The first year was small-about ten kids-and we had no idea what was going to happen. Sarah (Tracy) ran the sewing program at Common Threads and had worked with kids in New York and we had this idea to create a program for kids to design, create and present fashion from trash. Sarah would teach and I would be the organizer—getting the community involved, recruiting volunteers, and putting together a strong team to produce and support the event. We presented first at the Boulder Museum of Contemporary Art, and a small crowd (about forty people) showed up. What stood out was that the kids' outfits were amazing. Everyone who saw the designs was like, “Oh my gosh. You need to keep doing this!”.
The next year we didn’t have any money, so we showed at Anthropologie, which was cool because I feel like Anthropologie has a similar vibe: you know, a focus on sustainability, craft, community. The third year we had some pretty big growing pains: it was getting big but it wasn’t quite “done” yet. Anyway, the lady who runs the Boulder Theatre saw us and fell in love. She offered us a killer deal on space rental and after that, the whole thing started to transform from “Well, let’s just throw this together,” to “Wow! This is a show!”. We never thought we could fill the Boulder Theatre, and we didn’t sell to capacity for a couple years, but last year we sold out and this year we sold out in one day. It’s kind of amazing to think about. We had 33 kids presenting this year.
I think the coolest thing, and this is why I love Recycled Runway, is that it started out as something for the kids and the community and we’ve managed to keep it that way. The focus is clear: we want this to be a place where kids step up. There’s not that much out there for kids in the community anymore, especially in arts programs. We feel like we fill a void: this is a place where kids handle a creative process without being overshadowed by parents or teachers (so the kids learn things like good communication, deadlines, problem-solving, presentation). And maybe because of that, there's an impact: the girl who won the first year- she made a dress out of her geometry homework, it was one of the best designs I've seen- went to art school in Baltimore and is working in Brooklyn. Tanya’s daughter Audrey is at FIT (Fashion Institute of Technology), and another girl is going to FIT next fall. We’ve had quite a few go on to design school, and the cool thing is they keep in touch-Kate, Carly-they stop by the store when they're back home. There's a unique bond. And that’s rare for retail—to have such a strong community thread—everyone is kind of tied together through this thing.

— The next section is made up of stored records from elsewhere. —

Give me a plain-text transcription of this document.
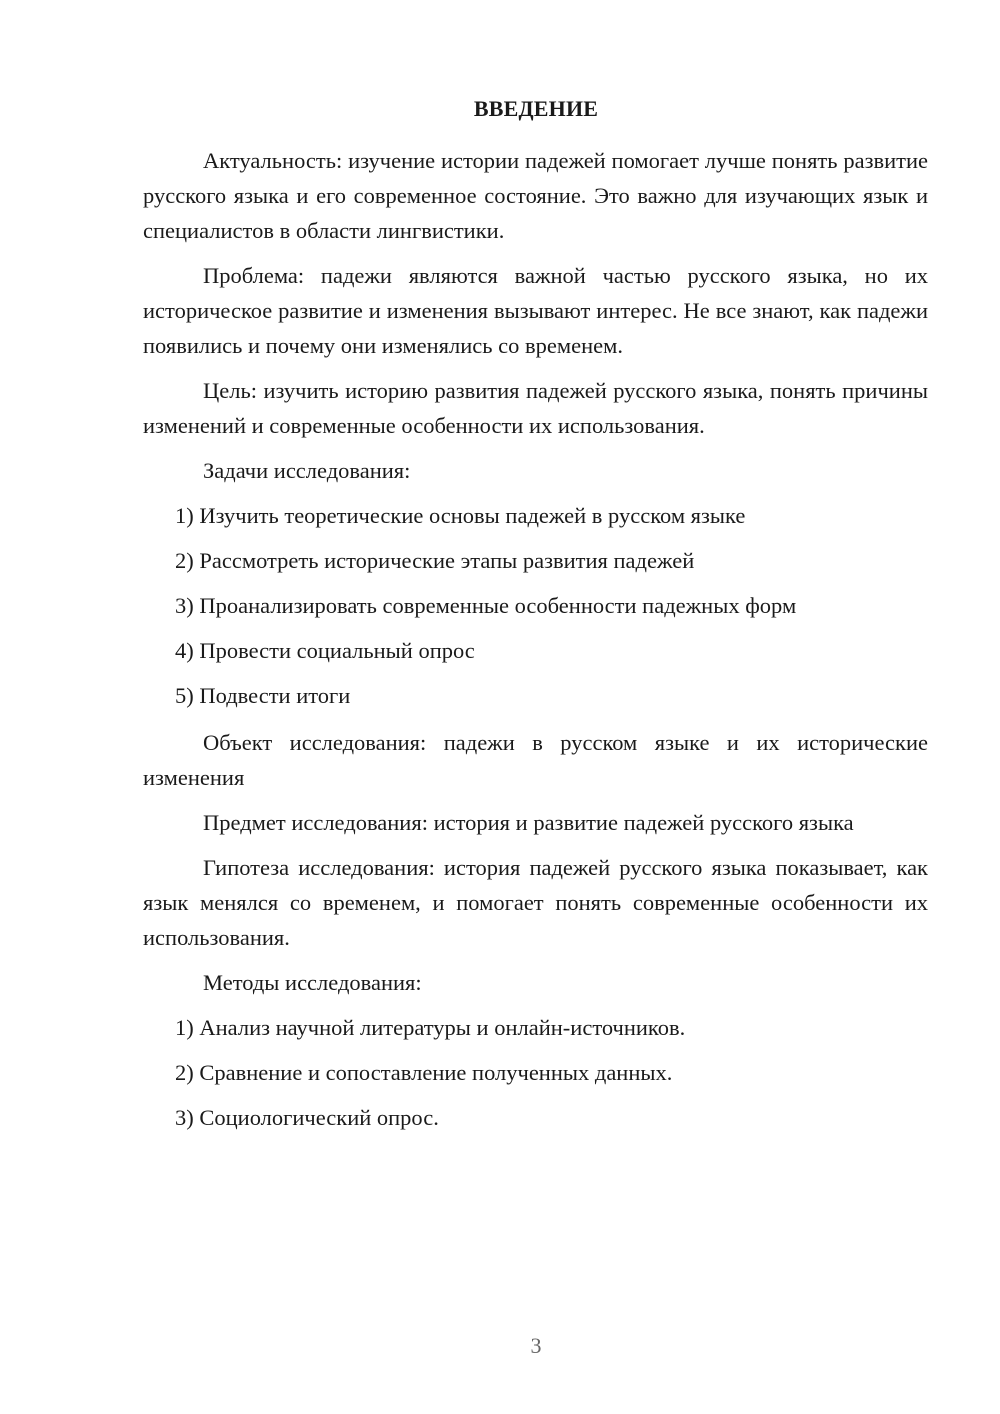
ВВЕДЕНИЕ

Актуальность: изучение истории падежей помогает лучше понять развитие русского языка и его современное состояние. Это важно для изучающих язык и специалистов в области лингвистики.

Проблема: падежи являются важной частью русского языка, но их историческое развитие и изменения вызывают интерес. Не все знают, как падежи появились и почему они изменялись со временем.

Цель: изучить историю развития падежей русского языка, понять причины изменений и современные особенности их использования.

Задачи исследования:

1) Изучить теоретические основы падежей в русском языке

2) Рассмотреть исторические этапы развития падежей

3) Проанализировать современные особенности падежных форм

4) Провести социальный опрос

5) Подвести итоги

Объект исследования: падежи в русском языке и их исторические изменения

Предмет исследования: история и развитие падежей русского языка

Гипотеза исследования: история падежей русского языка показывает, как язык менялся со временем, и помогает понять современные особенности их использования.

Методы исследования:

1) Анализ научной литературы и онлайн-источников.

2) Сравнение и сопоставление полученных данных.

3) Социологический опрос.

3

At this point it's a great, polished event but I want to be sure we always stay true to the intention. I hope in nine more years the heart is still there, because that’s what has kept it pure. I don’t want it to be this crazy, competitive…I think you can ruin things by becoming too big or losing focus on what’s important. What’s important about Recycled Runway to me, what makes me want to do it every year, is what it provides for the kids, and how the community rallies to support them. It feels like I’m making a difference.